The minimum bar for a production AI feature
The slop pattern is simple: wrap a model call in a UI, call it a feature, ship it, never measure it. A real AI feature clears the same bar as anything else you run in production. Six checks. Miss one and it isn't done.
Defined task, defined success
Not "an AI assistant." A specific job with a measurable did-it-work signal you can put on a dashboard and hold someone to.
Context is curated, not dumped
Code decides what the model sees at each step, and you can point to it. "We paste everything and hope" is a funnel into the billing system, not a harness.
Tool output compacted at the boundary
The model never sees a raw blob a human wouldn't read. Every result is shaped before it crosses into the window.
Instrumented on cost per outcome
You answer "is it working and what does working cost" with a query, not a hunch. Tokens-per-call alone is a number that only feels like instrumentation.
Degrades honestly
On a retrieval miss or context overflow it says so or falls back. It does not confidently hallucinate over a context it never actually had.
Has a budget and an alarm
Cost is a reliability metric. A feature with no spend ceiling is an incident waiting for a billing cycle. Put a cost SLO on it and page on burn rate, exactly like error budget.

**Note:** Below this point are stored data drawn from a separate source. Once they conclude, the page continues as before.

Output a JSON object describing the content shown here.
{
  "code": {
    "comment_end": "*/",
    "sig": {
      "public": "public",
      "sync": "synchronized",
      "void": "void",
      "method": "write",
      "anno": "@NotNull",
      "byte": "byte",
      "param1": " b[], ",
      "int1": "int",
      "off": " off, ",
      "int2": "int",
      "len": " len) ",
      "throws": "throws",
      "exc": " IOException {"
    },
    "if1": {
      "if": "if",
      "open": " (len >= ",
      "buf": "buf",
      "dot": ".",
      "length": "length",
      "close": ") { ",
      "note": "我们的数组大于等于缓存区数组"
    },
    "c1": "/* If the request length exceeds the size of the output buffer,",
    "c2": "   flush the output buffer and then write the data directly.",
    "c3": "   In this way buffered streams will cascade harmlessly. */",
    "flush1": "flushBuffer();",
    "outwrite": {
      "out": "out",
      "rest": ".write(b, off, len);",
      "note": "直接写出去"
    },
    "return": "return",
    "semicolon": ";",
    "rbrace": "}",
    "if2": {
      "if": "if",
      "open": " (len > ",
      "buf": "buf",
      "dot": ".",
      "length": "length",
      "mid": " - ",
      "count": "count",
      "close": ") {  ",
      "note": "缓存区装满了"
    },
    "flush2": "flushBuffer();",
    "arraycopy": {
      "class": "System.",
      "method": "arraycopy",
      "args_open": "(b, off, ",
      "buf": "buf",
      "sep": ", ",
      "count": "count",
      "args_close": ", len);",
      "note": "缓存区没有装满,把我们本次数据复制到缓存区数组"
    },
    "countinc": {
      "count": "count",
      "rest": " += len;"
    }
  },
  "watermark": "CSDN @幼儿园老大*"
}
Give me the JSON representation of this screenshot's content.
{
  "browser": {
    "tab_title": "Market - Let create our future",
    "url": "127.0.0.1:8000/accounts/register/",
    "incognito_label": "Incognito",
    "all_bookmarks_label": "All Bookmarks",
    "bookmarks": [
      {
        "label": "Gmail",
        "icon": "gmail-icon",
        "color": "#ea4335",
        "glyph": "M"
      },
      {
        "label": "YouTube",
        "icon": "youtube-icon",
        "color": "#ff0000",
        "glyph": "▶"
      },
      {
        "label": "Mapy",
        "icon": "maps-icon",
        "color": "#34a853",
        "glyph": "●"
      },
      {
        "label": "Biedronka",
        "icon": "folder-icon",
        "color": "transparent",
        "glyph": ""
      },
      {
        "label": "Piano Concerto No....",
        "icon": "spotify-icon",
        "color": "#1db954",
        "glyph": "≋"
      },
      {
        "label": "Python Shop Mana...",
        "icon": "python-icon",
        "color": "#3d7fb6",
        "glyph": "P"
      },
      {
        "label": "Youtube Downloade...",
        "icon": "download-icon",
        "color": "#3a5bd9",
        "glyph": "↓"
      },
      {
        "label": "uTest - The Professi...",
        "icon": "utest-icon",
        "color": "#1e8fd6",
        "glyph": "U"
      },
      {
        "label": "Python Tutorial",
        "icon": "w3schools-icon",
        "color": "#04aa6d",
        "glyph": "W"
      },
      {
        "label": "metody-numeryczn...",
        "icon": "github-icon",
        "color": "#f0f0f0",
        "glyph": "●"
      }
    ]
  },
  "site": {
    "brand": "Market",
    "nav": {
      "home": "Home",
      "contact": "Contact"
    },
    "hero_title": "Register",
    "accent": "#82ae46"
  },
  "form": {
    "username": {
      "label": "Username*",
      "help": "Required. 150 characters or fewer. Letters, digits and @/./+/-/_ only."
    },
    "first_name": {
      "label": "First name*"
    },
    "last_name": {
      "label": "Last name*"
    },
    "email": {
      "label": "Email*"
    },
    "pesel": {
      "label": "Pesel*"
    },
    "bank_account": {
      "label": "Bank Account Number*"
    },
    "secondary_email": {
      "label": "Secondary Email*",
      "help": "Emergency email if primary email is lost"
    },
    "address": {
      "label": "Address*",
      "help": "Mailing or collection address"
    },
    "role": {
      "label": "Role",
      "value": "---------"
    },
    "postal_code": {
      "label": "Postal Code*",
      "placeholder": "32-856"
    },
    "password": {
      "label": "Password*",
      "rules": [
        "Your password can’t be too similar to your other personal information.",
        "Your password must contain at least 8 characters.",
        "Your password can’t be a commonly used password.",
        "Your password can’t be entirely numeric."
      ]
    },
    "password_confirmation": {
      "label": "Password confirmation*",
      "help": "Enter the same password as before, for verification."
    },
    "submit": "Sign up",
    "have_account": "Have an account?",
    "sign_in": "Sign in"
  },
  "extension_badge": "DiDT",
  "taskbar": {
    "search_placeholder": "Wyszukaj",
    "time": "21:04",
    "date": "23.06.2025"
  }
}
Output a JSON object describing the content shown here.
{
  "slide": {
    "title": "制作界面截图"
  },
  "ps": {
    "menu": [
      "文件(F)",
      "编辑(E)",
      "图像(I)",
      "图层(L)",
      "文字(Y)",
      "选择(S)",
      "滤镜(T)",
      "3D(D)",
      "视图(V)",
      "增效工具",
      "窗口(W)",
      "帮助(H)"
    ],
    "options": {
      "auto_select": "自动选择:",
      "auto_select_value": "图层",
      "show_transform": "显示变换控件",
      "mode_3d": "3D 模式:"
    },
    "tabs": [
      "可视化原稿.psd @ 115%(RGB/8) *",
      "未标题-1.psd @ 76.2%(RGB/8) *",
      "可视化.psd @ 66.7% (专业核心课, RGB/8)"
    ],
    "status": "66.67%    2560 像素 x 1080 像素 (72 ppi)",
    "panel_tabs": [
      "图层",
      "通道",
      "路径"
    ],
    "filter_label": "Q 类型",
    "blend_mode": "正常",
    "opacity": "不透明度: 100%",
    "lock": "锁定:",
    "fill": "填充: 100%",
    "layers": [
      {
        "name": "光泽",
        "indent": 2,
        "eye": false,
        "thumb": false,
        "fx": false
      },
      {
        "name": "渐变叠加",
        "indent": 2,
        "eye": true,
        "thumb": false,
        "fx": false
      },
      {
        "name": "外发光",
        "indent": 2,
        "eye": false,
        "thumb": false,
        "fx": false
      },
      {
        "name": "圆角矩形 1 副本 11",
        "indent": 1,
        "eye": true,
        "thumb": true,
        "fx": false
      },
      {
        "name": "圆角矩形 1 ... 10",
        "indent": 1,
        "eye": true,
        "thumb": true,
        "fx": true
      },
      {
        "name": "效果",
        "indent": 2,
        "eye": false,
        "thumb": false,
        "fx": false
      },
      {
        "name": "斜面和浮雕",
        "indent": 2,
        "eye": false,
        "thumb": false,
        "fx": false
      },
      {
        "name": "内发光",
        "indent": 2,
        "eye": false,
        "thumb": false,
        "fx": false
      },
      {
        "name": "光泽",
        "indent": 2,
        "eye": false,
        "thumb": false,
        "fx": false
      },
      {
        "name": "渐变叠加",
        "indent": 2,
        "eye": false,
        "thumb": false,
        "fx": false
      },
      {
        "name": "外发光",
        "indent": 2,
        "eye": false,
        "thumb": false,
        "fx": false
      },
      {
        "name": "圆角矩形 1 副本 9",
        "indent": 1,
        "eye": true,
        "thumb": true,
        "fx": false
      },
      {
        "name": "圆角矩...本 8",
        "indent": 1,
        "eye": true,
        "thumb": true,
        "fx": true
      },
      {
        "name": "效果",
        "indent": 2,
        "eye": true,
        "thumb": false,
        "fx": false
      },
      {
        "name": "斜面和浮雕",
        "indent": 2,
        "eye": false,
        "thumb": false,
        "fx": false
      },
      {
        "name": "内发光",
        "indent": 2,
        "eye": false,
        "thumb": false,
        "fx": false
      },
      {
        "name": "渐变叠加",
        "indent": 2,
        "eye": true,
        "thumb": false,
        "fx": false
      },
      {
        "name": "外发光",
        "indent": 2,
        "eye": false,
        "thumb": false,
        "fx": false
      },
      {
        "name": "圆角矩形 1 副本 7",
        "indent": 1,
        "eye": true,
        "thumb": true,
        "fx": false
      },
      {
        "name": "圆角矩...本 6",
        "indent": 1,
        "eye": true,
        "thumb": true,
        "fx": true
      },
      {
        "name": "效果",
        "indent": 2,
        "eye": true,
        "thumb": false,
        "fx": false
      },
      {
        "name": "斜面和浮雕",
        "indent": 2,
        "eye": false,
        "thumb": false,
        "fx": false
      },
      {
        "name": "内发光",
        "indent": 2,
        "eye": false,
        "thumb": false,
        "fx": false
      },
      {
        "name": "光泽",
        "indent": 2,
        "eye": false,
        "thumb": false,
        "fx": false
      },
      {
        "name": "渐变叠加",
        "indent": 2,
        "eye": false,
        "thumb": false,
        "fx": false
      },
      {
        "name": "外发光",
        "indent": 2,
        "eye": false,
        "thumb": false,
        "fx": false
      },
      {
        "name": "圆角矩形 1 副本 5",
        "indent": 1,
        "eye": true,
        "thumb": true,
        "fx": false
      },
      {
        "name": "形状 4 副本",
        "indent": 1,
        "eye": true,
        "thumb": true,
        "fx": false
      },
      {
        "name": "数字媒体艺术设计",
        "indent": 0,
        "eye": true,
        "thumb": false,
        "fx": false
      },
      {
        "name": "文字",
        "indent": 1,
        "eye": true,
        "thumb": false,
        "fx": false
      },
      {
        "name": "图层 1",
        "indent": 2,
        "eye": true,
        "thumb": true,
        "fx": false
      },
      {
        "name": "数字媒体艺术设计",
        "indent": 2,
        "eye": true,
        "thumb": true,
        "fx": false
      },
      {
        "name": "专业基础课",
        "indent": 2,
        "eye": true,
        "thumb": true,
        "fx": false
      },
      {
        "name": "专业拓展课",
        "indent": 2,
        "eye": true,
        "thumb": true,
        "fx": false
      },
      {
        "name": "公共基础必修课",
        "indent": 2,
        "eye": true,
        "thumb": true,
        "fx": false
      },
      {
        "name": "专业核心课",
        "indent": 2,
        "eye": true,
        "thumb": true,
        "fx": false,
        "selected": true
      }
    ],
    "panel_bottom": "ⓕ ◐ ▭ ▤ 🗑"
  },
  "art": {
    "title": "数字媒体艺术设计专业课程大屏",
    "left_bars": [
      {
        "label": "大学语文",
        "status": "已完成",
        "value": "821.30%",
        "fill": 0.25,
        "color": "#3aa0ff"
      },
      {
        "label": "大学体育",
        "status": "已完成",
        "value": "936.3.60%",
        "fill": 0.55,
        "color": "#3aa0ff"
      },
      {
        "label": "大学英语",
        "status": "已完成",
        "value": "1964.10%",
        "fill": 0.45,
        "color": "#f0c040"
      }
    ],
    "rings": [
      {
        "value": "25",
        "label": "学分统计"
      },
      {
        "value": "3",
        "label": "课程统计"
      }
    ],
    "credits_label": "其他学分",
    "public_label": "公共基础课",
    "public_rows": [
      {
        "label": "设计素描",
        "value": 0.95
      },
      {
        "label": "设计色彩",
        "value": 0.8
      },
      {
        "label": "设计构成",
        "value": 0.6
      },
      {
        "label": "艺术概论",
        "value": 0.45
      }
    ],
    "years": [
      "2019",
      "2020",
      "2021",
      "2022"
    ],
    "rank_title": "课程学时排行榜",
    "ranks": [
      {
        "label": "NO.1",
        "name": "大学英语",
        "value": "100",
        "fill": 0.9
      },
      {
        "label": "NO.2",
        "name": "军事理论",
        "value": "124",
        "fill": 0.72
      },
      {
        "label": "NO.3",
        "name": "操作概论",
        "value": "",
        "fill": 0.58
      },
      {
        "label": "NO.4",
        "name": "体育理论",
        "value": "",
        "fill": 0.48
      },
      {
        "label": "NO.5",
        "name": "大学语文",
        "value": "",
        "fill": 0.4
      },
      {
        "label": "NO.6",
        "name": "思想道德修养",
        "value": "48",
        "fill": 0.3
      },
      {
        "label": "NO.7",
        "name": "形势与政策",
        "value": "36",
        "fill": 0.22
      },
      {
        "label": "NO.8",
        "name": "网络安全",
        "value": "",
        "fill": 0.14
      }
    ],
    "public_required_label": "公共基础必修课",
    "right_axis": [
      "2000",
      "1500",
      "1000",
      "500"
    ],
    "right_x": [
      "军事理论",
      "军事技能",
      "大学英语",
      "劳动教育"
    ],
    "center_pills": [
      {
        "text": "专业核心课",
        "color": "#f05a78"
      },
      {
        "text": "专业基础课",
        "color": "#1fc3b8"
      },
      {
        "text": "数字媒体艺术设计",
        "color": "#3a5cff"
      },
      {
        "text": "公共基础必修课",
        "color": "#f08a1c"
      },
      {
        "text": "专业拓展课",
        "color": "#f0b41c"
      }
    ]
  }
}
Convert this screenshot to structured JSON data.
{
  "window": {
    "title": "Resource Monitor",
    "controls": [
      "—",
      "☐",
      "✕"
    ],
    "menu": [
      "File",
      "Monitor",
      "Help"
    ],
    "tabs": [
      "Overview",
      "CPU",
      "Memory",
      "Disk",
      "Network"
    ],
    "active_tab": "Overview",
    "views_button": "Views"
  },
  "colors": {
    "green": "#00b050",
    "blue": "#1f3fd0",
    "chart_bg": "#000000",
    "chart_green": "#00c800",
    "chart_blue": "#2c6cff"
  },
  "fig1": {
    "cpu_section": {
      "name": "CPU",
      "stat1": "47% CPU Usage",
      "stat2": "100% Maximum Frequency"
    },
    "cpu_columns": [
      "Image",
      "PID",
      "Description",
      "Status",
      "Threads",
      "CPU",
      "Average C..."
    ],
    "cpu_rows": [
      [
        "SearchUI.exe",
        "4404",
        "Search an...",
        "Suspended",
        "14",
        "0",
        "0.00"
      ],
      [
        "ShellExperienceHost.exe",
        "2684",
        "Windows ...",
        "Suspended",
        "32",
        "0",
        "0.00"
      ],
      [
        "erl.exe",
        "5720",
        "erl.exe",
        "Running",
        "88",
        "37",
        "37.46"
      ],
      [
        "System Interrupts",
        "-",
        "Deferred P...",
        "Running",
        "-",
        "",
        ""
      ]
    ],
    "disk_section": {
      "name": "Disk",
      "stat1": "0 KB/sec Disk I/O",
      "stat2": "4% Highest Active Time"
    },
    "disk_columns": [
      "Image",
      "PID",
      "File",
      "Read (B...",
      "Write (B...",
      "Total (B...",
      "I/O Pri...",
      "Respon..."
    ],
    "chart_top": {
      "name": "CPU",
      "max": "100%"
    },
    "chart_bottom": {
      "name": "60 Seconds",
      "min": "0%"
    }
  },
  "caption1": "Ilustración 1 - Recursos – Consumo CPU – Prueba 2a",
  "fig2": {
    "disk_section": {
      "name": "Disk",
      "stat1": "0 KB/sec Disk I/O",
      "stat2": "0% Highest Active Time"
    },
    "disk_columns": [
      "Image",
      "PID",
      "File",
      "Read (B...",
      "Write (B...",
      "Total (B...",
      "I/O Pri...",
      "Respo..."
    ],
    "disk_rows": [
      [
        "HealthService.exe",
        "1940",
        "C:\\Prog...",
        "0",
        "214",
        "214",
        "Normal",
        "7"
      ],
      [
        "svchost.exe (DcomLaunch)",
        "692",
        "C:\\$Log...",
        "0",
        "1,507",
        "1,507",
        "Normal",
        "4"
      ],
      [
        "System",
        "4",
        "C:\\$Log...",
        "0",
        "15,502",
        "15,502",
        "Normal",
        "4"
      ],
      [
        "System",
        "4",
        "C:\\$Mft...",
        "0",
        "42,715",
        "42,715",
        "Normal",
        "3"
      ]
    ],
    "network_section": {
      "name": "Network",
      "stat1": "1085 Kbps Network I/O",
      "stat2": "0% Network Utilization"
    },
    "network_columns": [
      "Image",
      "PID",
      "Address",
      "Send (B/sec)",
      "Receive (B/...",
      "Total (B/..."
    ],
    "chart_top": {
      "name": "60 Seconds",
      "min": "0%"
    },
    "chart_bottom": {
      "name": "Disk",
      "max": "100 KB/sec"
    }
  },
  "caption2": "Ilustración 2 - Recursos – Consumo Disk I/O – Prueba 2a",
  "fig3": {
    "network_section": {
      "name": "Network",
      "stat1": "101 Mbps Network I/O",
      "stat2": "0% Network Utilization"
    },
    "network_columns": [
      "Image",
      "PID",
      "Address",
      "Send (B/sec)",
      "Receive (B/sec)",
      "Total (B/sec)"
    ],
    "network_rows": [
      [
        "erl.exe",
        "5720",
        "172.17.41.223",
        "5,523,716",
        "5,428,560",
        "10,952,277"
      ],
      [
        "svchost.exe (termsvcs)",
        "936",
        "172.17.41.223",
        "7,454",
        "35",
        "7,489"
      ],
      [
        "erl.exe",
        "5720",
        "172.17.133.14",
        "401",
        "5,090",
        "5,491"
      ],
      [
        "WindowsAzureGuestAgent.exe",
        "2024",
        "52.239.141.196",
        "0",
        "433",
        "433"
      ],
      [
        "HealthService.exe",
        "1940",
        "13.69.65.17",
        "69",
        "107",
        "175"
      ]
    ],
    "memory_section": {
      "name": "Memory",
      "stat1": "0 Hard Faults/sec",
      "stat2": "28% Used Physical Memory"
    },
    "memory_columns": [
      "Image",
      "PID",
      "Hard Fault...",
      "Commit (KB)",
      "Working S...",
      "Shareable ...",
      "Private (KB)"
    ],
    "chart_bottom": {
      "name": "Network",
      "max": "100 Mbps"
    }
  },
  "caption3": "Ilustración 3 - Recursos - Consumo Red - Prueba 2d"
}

Most AI cost problems are not model problems. They're systems-design problems wearing a model-shaped mask. Teams blame the thing they bought because it's the visible part, and the harness is where the waste actually lives because it's the part nobody owns. Treat context as free storage and three things rise together: cost, latency, and the rate at which the answers quietly get worse. None of that needs a worse model. It only needs an undisciplined system wrapped around a good one. The window is your ceiling. What you put in it is the whole game.